The BRRRR method gets talked about a lot—Buy, Renovate, Rent, Refinance, Repeat. Most people treat it like a simple formula you can follow step by step.
That hasn’t been my experience.
Over time, I’ve come to look at BRRRR as a system that only works when each piece is handled with intention. It starts with the purchase. If the deal isn’t strong going in, everything that follows becomes harder to execute.
I focus heavily on buying below market value, often through off-market opportunities where there’s room to improve the property in a meaningful way. That gives me options on the renovation side, which is where a lot of investors lose control of the deal.
There’s a clear difference between making a property look good and actually increasing its value in a way that shows up on an appraisal. Cosmetic upgrades might help with rent, but they don’t always translate into higher valuations.
What has worked for me is focusing on how the property functions. That could mean improving layouts, adding legal bedrooms, ensuring proper egress, upgrading ventilation, or bringing everything up to code. These aren’t always the most exciting upgrades, but they consistently produce results that matter.
Every renovation decision ties back to return. If it doesn’t improve rent, strengthen tenant quality, or support a better refinance, it needs to be reconsidered.
Refinancing is another step that gets oversimplified. Pulling money out is only part of the equation. The real goal is to position the property so it performs well over time. That means locking into the right financing and placing tenants who will treat the property well and stay longer.
The Shift From Job to Business
Like a lot of people, I didn’t start out thinking this would become my full-time focus.
I was working a regular job while building my portfolio on the side. Most of that time was spent after hours and on weekends, managing renovations and dealing with the realities that come with tenants and older properties.
I kept reinvesting and stayed consistent.
Eventually, the portfolio reached a point where it could support my lifestyle. Walking away from a steady paycheck wasn’t easy, but it was a decision that made sense based on what I had built.
What changed for me wasn’t how much I worked, it was what I was working on. The effort I was putting in was now building something for myself. The decisions carried more weight, but so did the upside.
Creating an Edge Through Vertical Integration
As the business grew, one of the biggest challenges was relying on outside contractors. Timelines would stretch, costs would shift, and quality wasn’t always where it needed to be.
That led me to start SPM Inc., a construction and renovation company that works with investors, homeowners, and joint venture partners.
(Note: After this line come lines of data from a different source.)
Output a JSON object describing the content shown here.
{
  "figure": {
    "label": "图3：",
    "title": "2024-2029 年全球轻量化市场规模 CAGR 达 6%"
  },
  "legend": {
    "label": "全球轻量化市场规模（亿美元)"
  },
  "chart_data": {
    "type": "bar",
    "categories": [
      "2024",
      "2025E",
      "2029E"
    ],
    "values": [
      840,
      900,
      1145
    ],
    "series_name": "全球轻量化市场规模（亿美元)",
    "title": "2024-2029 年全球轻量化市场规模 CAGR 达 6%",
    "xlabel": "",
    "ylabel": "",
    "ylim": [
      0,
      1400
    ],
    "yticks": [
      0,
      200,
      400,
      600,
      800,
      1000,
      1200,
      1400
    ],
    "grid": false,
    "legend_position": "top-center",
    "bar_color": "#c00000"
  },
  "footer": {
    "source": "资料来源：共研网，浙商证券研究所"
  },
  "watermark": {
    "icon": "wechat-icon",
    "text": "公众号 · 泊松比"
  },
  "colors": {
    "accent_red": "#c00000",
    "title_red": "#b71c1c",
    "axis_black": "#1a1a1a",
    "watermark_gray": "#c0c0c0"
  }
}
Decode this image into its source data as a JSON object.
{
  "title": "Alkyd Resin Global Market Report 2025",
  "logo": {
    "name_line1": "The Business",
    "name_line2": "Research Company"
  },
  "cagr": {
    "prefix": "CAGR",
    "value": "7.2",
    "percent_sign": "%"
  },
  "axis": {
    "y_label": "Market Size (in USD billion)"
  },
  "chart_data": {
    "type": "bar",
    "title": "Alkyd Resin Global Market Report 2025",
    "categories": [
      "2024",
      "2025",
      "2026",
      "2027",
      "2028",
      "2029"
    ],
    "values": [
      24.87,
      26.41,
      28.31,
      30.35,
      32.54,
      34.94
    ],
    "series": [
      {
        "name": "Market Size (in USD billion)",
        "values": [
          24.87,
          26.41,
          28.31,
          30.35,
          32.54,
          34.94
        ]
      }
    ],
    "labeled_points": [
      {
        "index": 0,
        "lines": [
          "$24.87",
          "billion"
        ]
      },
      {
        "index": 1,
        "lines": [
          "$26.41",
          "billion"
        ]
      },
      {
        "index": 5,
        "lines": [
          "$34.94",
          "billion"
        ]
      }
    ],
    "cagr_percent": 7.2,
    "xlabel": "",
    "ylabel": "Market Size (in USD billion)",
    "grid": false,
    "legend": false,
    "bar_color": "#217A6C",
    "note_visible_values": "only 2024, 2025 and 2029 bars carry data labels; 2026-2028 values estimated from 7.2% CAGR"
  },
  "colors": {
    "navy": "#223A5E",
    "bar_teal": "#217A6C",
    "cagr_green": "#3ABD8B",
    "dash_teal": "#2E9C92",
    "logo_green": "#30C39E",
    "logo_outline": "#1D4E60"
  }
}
Bringing that piece in-house changed how I operate. I have more control over timelines, costs, and the standard of work across projects. It also allows for better planning before a renovation even starts, since the investment strategy and construction plan are aligned from the beginning.
Being involved on both sides of the deal has given me a better understanding of where value is actually created and where money tends to get lost.
Systems Built Through Experience
One of the biggest improvements in my business came from building systems around the day-to-day operations.
Tenant screening, lease structures, bookkeeping, capital expenditure tracking, and joint venture reporting are all handled through processes that have been refined over time. Renovation scopes and budgets follow a consistent framework rather than being built from scratch each time.
None of this came from getting everything right early on.
Most of these systems were developed after running into issues that could have been handled better. A tenant situation that could have been avoided. A project that went over budget. A refinance that didn’t unfold as expected.
Each situation forced me to adjust how I operate. That’s where real progress came from.
Taking Action When It Counts
A lot of people spend years getting ready to invest.
They read, study the market, and wait for the right moment. At some point, that preparation turns into hesitation.
The biggest difference in my own path came from taking action early, even when I didn’t have every answer. That doesn’t mean moving without thinking things through. It means making informed decisions and being willing to learn through experience.
If I had waited until everything felt certain, I wouldn’t have moved forward.
For newer investors, working with someone who has already been through different market conditions can make a big difference. There’s value in learning from someone who has dealt with tenant issues, financing challenges, and the ups and downs that come with holding property over time.
Giving up a portion of a deal isn’t always a downside if it helps you avoid costly mistakes and move forward with more confidence.
A Long-Term Approach
Real estate works best when it’s approached with a long-term mindset.
That means buying with a margin, making decisions during renovations that support the overall performance of the asset, and structuring financing in a way that allows the property to hold up over time. It also means putting systems in place so the business can run without constant stress.
About ten years ago, I started by renting out a few bedrooms and getting a feel for what passive income could look like.
Today, I’m running a portfolio, a renovation company, and working with partners on multiple projects. It didn’t happen overnight, and there were plenty of adjustments along the way.
It started with taking action and continuing to move forward, even when things weren’t fully clear. The opportunities are still there. The difference is that fewer people are willing to step into them when the path isn’t obvious.